FIG. 2A schematically shows a state where the scanner is displaced when a load is applied to the scanner in a lateral direction,
(B) is a graph showing the relationship between the load applied to the scanner and the displacement caused by the load.

FIG. 3 is a partially cut-away view of a probe-scanning scanning probe microscope provided with a scanner breakage prevention mechanism according to the first embodiment of the present invention.

FIG. 4 shows details of the scanner, the x-voltmeter, and the y-voltmeter shown in FIG.

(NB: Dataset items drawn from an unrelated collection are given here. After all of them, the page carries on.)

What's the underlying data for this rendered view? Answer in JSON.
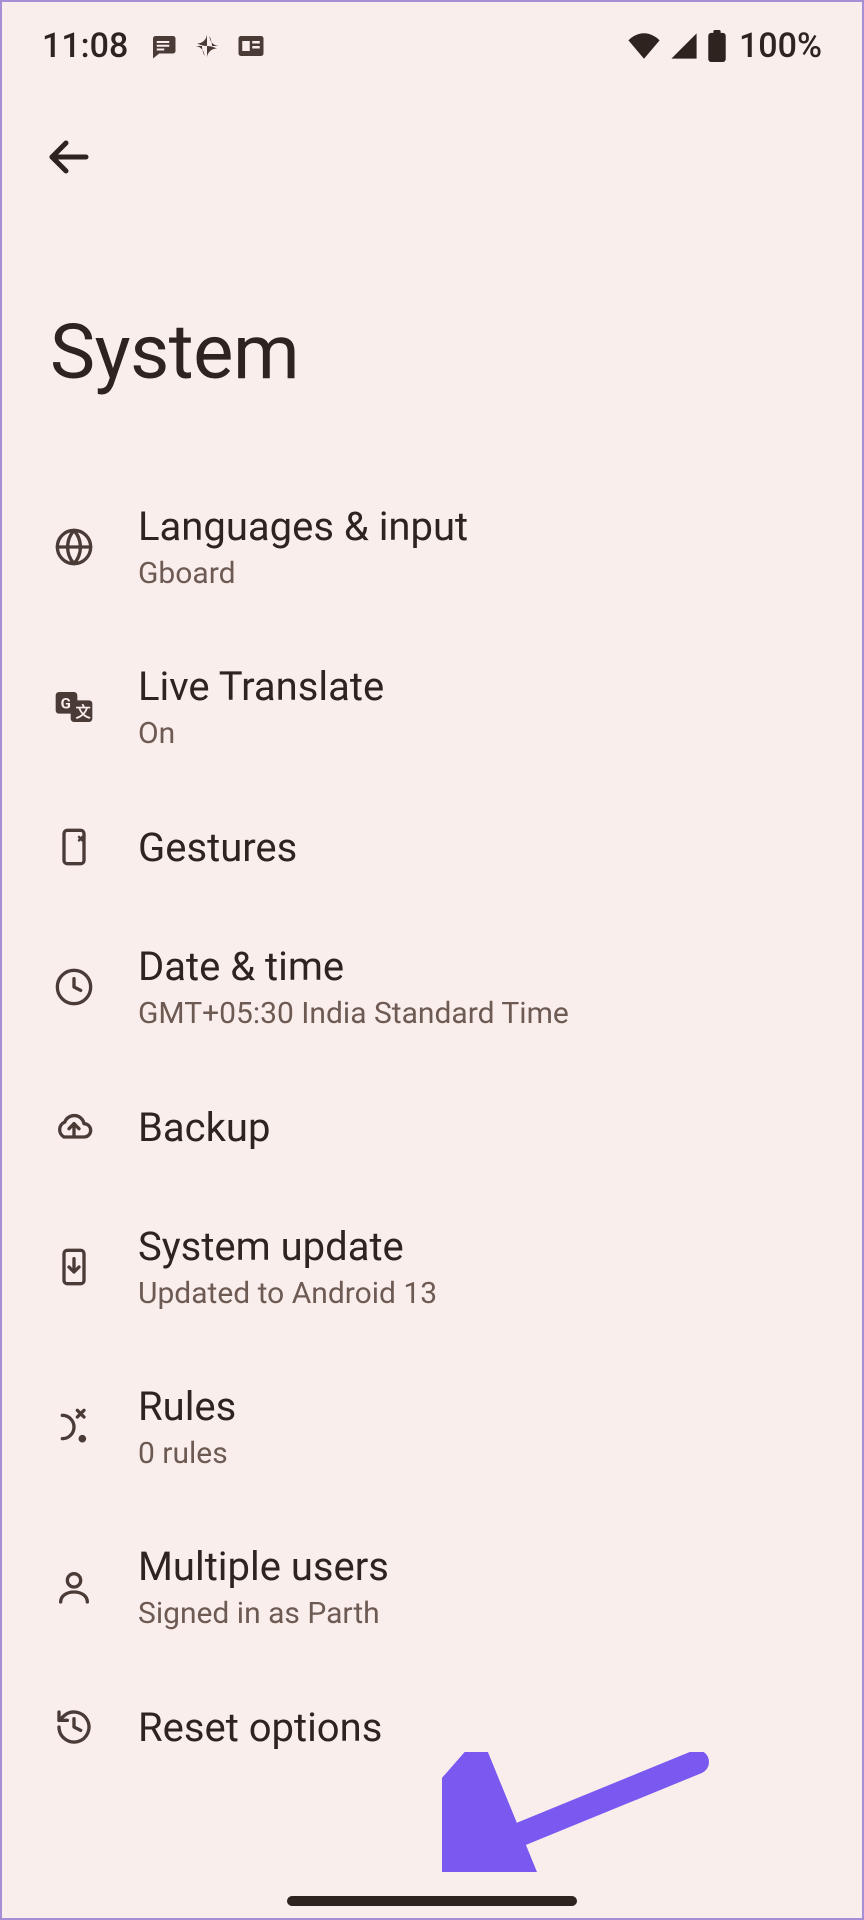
{
  "status_bar": {
    "time": "11:08",
    "battery_pct": "100%"
  },
  "page": {
    "title": "System"
  },
  "settings": [
    {
      "icon": "globe-icon",
      "title": "Languages & input",
      "subtitle": "Gboard"
    },
    {
      "icon": "translate-icon",
      "title": "Live Translate",
      "subtitle": "On"
    },
    {
      "icon": "gestures-icon",
      "title": "Gestures",
      "subtitle": ""
    },
    {
      "icon": "clock-icon",
      "title": "Date & time",
      "subtitle": "GMT+05:30 India Standard Time"
    },
    {
      "icon": "cloud-up-icon",
      "title": "Backup",
      "subtitle": ""
    },
    {
      "icon": "phone-down-icon",
      "title": "System update",
      "subtitle": "Updated to Android 13"
    },
    {
      "icon": "rules-icon",
      "title": "Rules",
      "subtitle": "0 rules"
    },
    {
      "icon": "person-icon",
      "title": "Multiple users",
      "subtitle": "Signed in as Parth"
    },
    {
      "icon": "history-icon",
      "title": "Reset options",
      "subtitle": ""
    }
  ],
  "annotation": {
    "color": "#7a59f0"
  }
}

FIG. 5A is a diagram schematically illustrating a state in which a lateral force is applied to a scanner, and FIG. 5B is a graph illustrating a relationship between a force applied to the scanner and a voltage generated at an electrode.

[Explanation of symbols]

 DESCRIPTION OF SYMBOLS 1 Scanner 3 Stage 4 Mirror 5 1/4 wavelength plate 6 Polarization beam splitter 7 Lens 8 Light source 9 Position detector 20 Arithmetic circuit 21 Controller 22 Warning means

Claims (3)

[Claims] 1. A scanning probe microscope for performing relative scanning between a probe and a sample using a piezoelectric scanner, an external force detecting means for detecting an external force applied to the piezoelectric scanner, and a warning means for calling attention of an operator. A scanning probe microscope provided with a scanner breakage prevention mechanism, wherein the external force detection means drives a warning means for detection of an external force exceeding a preset allowable value. 2. An external force detecting means according to claim 1, wherein said external force detecting means includes an optical system for detecting a displacement of said piezoelectric scanner. A scanning probe microscope equipped with a scanner breakage prevention mechanism that identifies the applied external force. 3. The external force detecting means according to claim 1, wherein the external force detecting means includes means for detecting a voltage generated at an electrode of the piezoelectric scanner, and based on a correlation between an external force applied to the piezoelectric scanner and a voltage generated at the electrode. A scanning probe microscope equipped with a scanner breakage prevention mechanism that identifies an external force applied to a piezoelectric scanner.